Dalam tradisi Yahudi Kuno dinar dan dirham juga digunakan. Ya, Nabi mengakui keberlakuan dinar dan dirham, namun Nabi tidak mengklaim bahwa itu berasal dari Islam. Pelajaran yang bisa kita ambil dari soal dinar dan dirham adalah bahwa kita, umat Islam, sering melakukan klaim akan sebuah tradisi yang pada dasarnya bukan asli keluar dari rahim Islam, namun dianggap sebagai asli Islam.
Saya pikir kasus dinar dan dirham ini adalah contoh yang jelas dari contoh-contoh lain. Yang menjadi pertanyaan bagi kita adalah mengapa sebagian umat Islam sering bersikukuh bahwa dinar dan dirham itu asli Islam, padahal dengan mengakui bahwa kedua jenis alat tukar itu sesuai dengan fakta sejarah justru menunjukkan bahwa Islam sebagai agama itu sangat terbuka.
Islam adalah agama bisa menerima hal-hal di luar Islam jika hal-hal itu ternyata memiliki manfaat besar bagi umat Islam. Kalangan Muslim ideologis nampaknya ingin mendaku dinar dan dirham sebagai hal yang sangat Islami untuk kepentingan ideologis mereka, bukan untuk kepentingan Islam itu sendiri.

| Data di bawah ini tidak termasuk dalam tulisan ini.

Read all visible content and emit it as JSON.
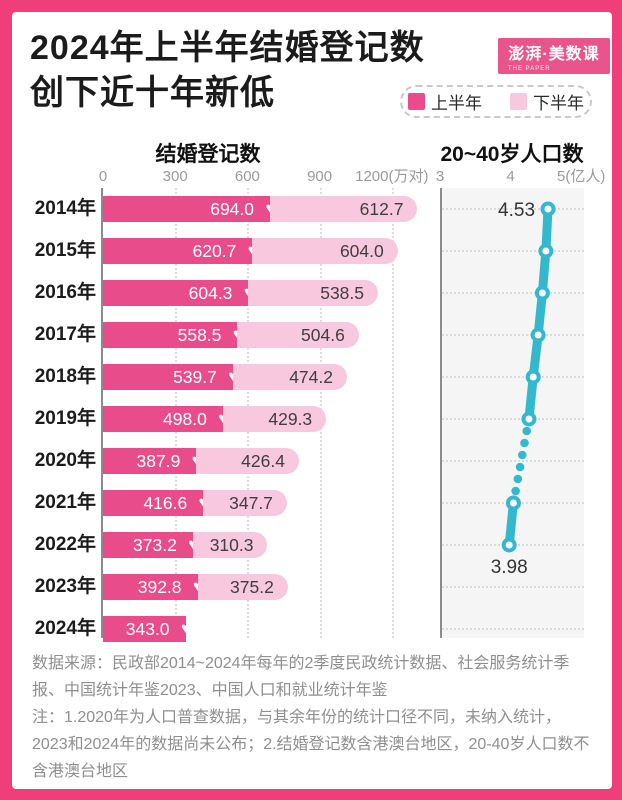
{
  "header": {
    "title_line1": "2024年上半年结婚登记数",
    "title_line2": "创下近十年新低",
    "logo": {
      "text": "澎湃·美数课",
      "sub": "THE PAPER"
    }
  },
  "legend": {
    "items": [
      {
        "label": "上半年",
        "color": "#e84c8b"
      },
      {
        "label": "下半年",
        "color": "#f8c8de"
      }
    ]
  },
  "charts": {
    "left_title": "结婚登记数",
    "right_title": "20~40岁人口数"
  },
  "chart_data": [
    {
      "type": "bar",
      "orientation": "horizontal",
      "stacked": true,
      "title": "结婚登记数",
      "unit": "万对",
      "categories": [
        "2014年",
        "2015年",
        "2016年",
        "2017年",
        "2018年",
        "2019年",
        "2020年",
        "2021年",
        "2022年",
        "2023年",
        "2024年"
      ],
      "x_ticks": [
        {
          "value": 0,
          "label": "0"
        },
        {
          "value": 300,
          "label": "300"
        },
        {
          "value": 600,
          "label": "600"
        },
        {
          "value": 900,
          "label": "900"
        },
        {
          "value": 1200,
          "label": "1200(万对)"
        }
      ],
      "xlim": [
        0,
        1360
      ],
      "series": [
        {
          "name": "上半年",
          "color": "#e84c8b",
          "values": [
            694.0,
            620.7,
            604.3,
            558.5,
            539.7,
            498.0,
            387.9,
            416.6,
            373.2,
            392.8,
            343.0
          ]
        },
        {
          "name": "下半年",
          "color": "#f8c8de",
          "values": [
            612.7,
            604.0,
            538.5,
            504.6,
            474.2,
            429.3,
            426.4,
            347.7,
            310.3,
            375.2,
            null
          ]
        }
      ],
      "marker_icon": "heart"
    },
    {
      "type": "line",
      "title": "20~40岁人口数",
      "unit": "亿人",
      "color": "#33b8ce",
      "categories": [
        "2014年",
        "2015年",
        "2016年",
        "2017年",
        "2018年",
        "2019年",
        "2020年",
        "2021年",
        "2022年",
        "2023年",
        "2024年"
      ],
      "x_ticks": [
        {
          "value": 3,
          "label": "3"
        },
        {
          "value": 4,
          "label": "4"
        },
        {
          "value": 5,
          "label": "5(亿人)"
        }
      ],
      "xlim": [
        3,
        5
      ],
      "values": [
        4.53,
        4.5,
        4.45,
        4.39,
        4.32,
        4.26,
        null,
        4.04,
        3.98,
        null,
        null
      ],
      "point_labels": [
        {
          "index": 0,
          "text": "4.53"
        },
        {
          "index": 8,
          "text": "3.98"
        }
      ],
      "notes": "Only 4.53 (2014) and 3.98 (2022) are labeled in the figure; intermediate values estimated from dot positions. 2020 shown as dotted gap (census data excluded); 2023 and 2024 not published."
    }
  ],
  "footer": {
    "source": "数据来源：民政部2014~2024年每年的2季度民政统计数据、社会服务统计季报、中国统计年鉴2023、中国人口和就业统计年鉴",
    "note": "注：1.2020年为人口普查数据，与其余年份的统计口径不同，未纳入统计，2023和2024年的数据尚未公布；2.结婚登记数含港澳台地区，20-40岁人口数不含港澳台地区"
  }
}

Saya kira, bersikap obyektif dalam memandang sejarah atas peristiwa dan hal apa saja dari masa lalu adalah sikap terbaik untuk dunia Islam agar kita terlepas dari jebakan ekslusivisme keagamaan. Pastinya, sikap demikian akan menguntungkan Islam.
Umat Islam di Indonesia, jika ingin mengajukan syariah sebagai bagian dari gaya hidup dan bahkan aturan negara dan masyarakat, maka hal yang tidak bisa tinggalkan adalah sikap obyektif dalam memandang fakta sejarah. Di dalam fakta sejarah kehidupan ekonomi dengan segala implikasinya adalah sejarah yang tidak hanya terkait dengan umat Islam saja, namun juga umat agama-agama lain.
Bahkan sebelum agama muncul di bumi, transaksi ekonomi sudah berjalan dan menggunakan barter sebagai alat tukar misalnya. Saya setuju bahwa ada beberapa aspek ekonomi yang diajukan Islam seperti penghilangan riba yang berlipat-lipat namun itu semua juga harus diletakkan dalam konteks sejarah secara holistik. Sekali lagi, cara demikian sangat berguna dan memberi nilai tambah pada Islam.
Sebagai catatan, pasar mu’amalah yang menggunakan dinar dan dirham itu sudah pernah terjadi ribuan waktu lalu dan yang melakukan adalah kerajaan Byzantine dan Persia Pra Islam. Jika kita mengganggap bahwa mata uang dinar dan dirham adalah mata uang yang sesuai dengan syariah Islam, maka kita jangan lupa bahwa dinar dan dirham adalah jenis model mata uang yang berasal dari tradisi non-Islam yang diislamkan. Demikian.